Department of Pharmaceutical Sciences, College of Pharmacy, QU Health, Qatar University, Doha, Qatar.
Department of Biochemistry and Molecular Biology, Dasman Diabetes Institute, Kuwait City, Kuwait.
Front Immunol. 2024 Mar 8;15:1357342. doi: 10.3389/fimmu.2024.1357342. eCollection 2024.
Diabetes mellitus (DM) is recognized as one of the oldest chronic diseases and has become a significant public health issue, necessitating innovative therapeutic strategies to enhance patient outcomes. Traditional treatments have provided limited success, highlighting the need for novel approaches in managing this complex disease.
In our study, we employed graph signature-based methodologies in conjunction with molecular simulation and free energy calculations. The objective was to engineer the CA33 monoclonal antibody for effective targeting of the aP2 antigen, aiming to elicit a potent immune response. This approach involved screening a mutational landscape comprising 57 mutants to identify modifications that yield significant enhancements in binding efficacy and stability.
Analysis of the mutational landscape revealed that only five substitutions resulted in noteworthy improvements. Among these, mutations T94M, A96E, A96Q, and T94W were identified through molecular docking experiments to exhibit higher docking scores compared to the wild-type. Further validation was provided by calculating the dissociation constant (K), which showed a similar trend in favor of these mutations. Molecular simulation analyses highlighted T94M as the most stable complex, with reduced internal fluctuations upon binding. Principal components analysis (PCA) indicated that both the wild-type and T94M mutant displayed similar patterns of constrained and restricted motion across principal components. The free energy landscape analysis underscored a single metastable state for all complexes, indicating limited structural variability and potential for high therapeutic efficacy against aP2. Total binding free energy (TBE) calculations further supported the superior performance of the T94M mutation, with TBE values demonstrating the enhanced binding affinity of selected mutants over the wild-type.

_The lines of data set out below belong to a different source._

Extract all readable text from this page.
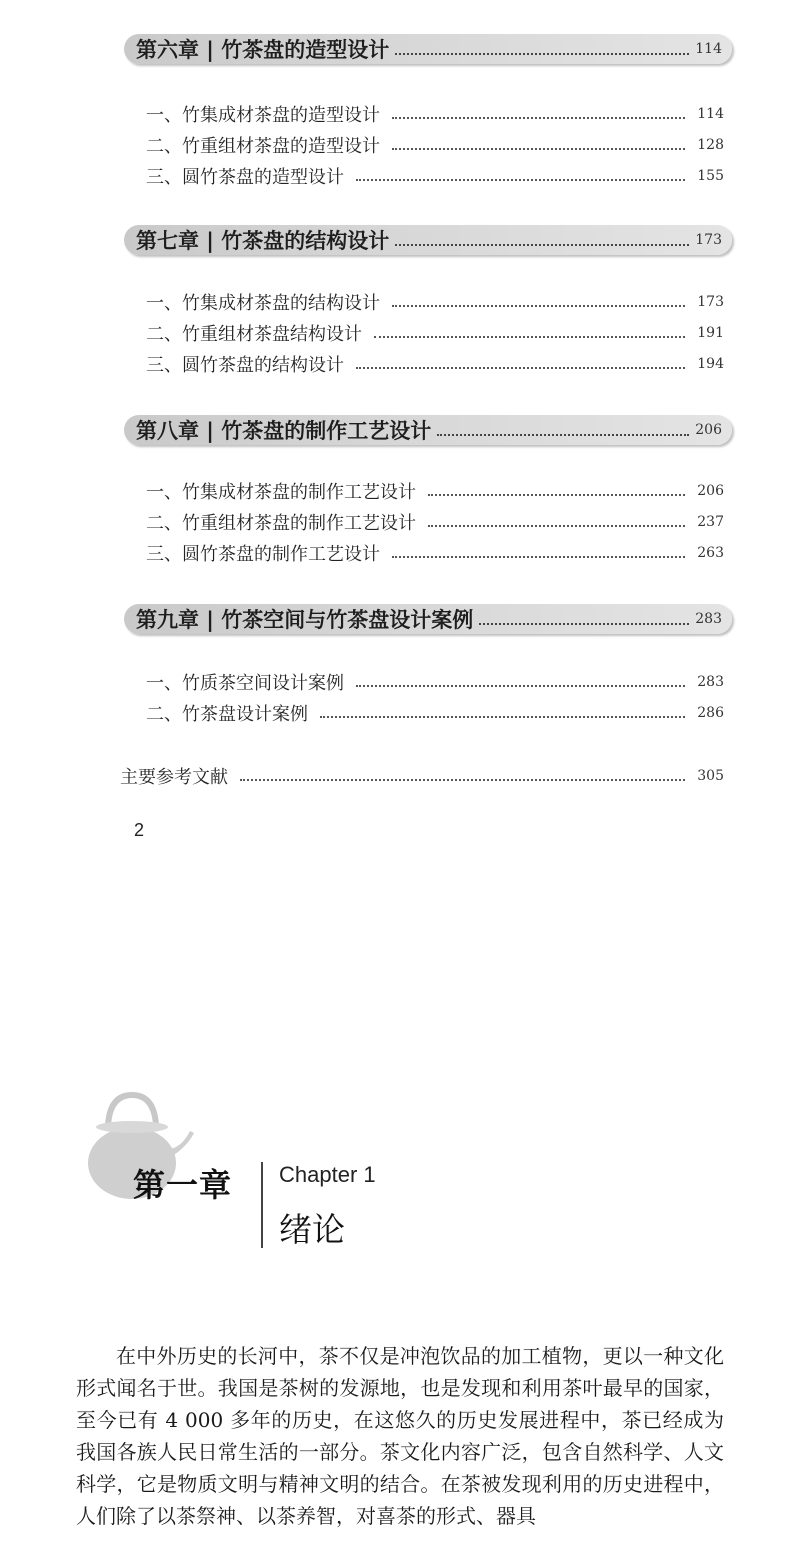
第六章 | 竹茶盘的造型设计	114
一、竹集成材茶盘的造型设计	114
二、竹重组材茶盘的造型设计	128
三、圆竹茶盘的造型设计	155
第七章 | 竹茶盘的结构设计	173
一、竹集成材茶盘的结构设计	173
二、竹重组材茶盘结构设计	191
三、圆竹茶盘的结构设计	194
第八章 | 竹茶盘的制作工艺设计	206
一、竹集成材茶盘的制作工艺设计	206
二、竹重组材茶盘的制作工艺设计	237
三、圆竹茶盘的制作工艺设计	263
第九章 | 竹茶空间与竹茶盘设计案例	283
一、竹质茶空间设计案例	283
二、竹茶盘设计案例	286
主要参考文献	305
2
第一章 Chapter 1
绪论

在中外历史的长河中，茶不仅是冲泡饮品的加工植物，更以一种文化形式闻名于世。我国是茶树的发源地，也是发现和利用茶叶最早的国家，至今已有 4 000 多年的历史，在这悠久的历史发展进程中，茶已经成为我国各族人民日常生活的一部分。茶文化内容广泛，包含自然科学、人文科学，它是物质文明与精神文明的结合。在茶被发现利用的历史进程中，人们除了以茶祭神、以茶养智，对喜茶的形式、器具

Our findings suggest that the T94M substitution, along with other identified mutations, significantly enhances the therapeutic potential of the CA33 antibody against DM by improving its binding affinity and stability. These results not only contribute to a deeper understanding of antibody-antigen interactions in the context of DM but also provide a valuable framework for the rational design of antibodies aimed at targeting this disease more effectively.
糖尿病(DM)被认为是最古老的慢性疾病之一,已成为重大的公共卫生问题,需要创新的治疗策略来改善患者的预后。传统的治疗方法取得的效果有限,这突显了在管理这种复杂疾病方面需要新的方法。

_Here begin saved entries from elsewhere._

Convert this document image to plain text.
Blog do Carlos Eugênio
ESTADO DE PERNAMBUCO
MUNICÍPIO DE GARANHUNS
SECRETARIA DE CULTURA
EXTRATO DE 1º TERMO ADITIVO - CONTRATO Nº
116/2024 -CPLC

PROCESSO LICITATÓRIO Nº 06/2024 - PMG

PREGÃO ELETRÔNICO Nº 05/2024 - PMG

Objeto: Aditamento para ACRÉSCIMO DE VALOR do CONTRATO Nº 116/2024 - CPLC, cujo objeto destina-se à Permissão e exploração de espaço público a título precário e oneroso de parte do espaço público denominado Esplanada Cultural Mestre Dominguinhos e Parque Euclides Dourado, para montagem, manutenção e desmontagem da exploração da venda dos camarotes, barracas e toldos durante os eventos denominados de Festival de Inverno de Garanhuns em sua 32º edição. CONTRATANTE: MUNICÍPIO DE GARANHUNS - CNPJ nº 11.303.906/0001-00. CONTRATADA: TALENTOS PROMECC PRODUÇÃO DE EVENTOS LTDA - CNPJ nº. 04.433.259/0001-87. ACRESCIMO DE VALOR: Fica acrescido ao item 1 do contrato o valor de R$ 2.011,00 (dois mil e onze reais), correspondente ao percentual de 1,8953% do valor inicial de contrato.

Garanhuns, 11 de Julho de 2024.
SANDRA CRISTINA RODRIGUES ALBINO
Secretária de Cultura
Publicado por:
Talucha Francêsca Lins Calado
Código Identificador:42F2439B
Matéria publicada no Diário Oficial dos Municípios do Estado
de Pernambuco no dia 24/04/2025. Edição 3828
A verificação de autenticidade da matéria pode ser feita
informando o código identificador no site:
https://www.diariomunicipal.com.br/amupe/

在我们的研究中,我们结合分子模拟和自由能计算使用基于图特征的方法。目标是对 CA33 单克隆抗体进行工程改造,以有效靶向 aP2 抗原,从而引发有效的免疫反应。该方法涉及筛选包含 57 个突变体的突变景观,以鉴定可显著提高结合效力和稳定性的修饰。
突变景观分析表明,只有五个取代产生了显著的改进。其中,通过分子对接实验鉴定出 T94M、A96E、A96Q 和 T94W 突变体的对接得分高于野生型。进一步通过计算解离常数(K)进行验证,结果也表明这些突变体具有相似的趋势。分子模拟分析表明 T94M 是最稳定的复合物,结合时内部波动较小。主成分分析(PCA)表明,野生型和 T94M 突变体在主成分上都表现出相似的受限和受限运动模式。自由能景观分析表明所有复合物都只有一个亚稳态,表明结构变异性有限,针对 aP2 具有潜在的高效治疗效果。总结合自由能(TBE)计算进一步支持 T94M 突变的优越性能,TBE 值表明所选突变体与野生型相比具有增强的结合亲和力。
我们的研究结果表明,与其他鉴定的突变一起,T94M 取代显著提高了 CA33 抗体针对糖尿病的治疗潜力,提高了其结合亲和力和稳定性。这些结果不仅有助于更深入地了解糖尿病背景下抗体-抗原相互作用,而且为更有效地靶向这种疾病的抗体的合理设计提供了有价值的框架。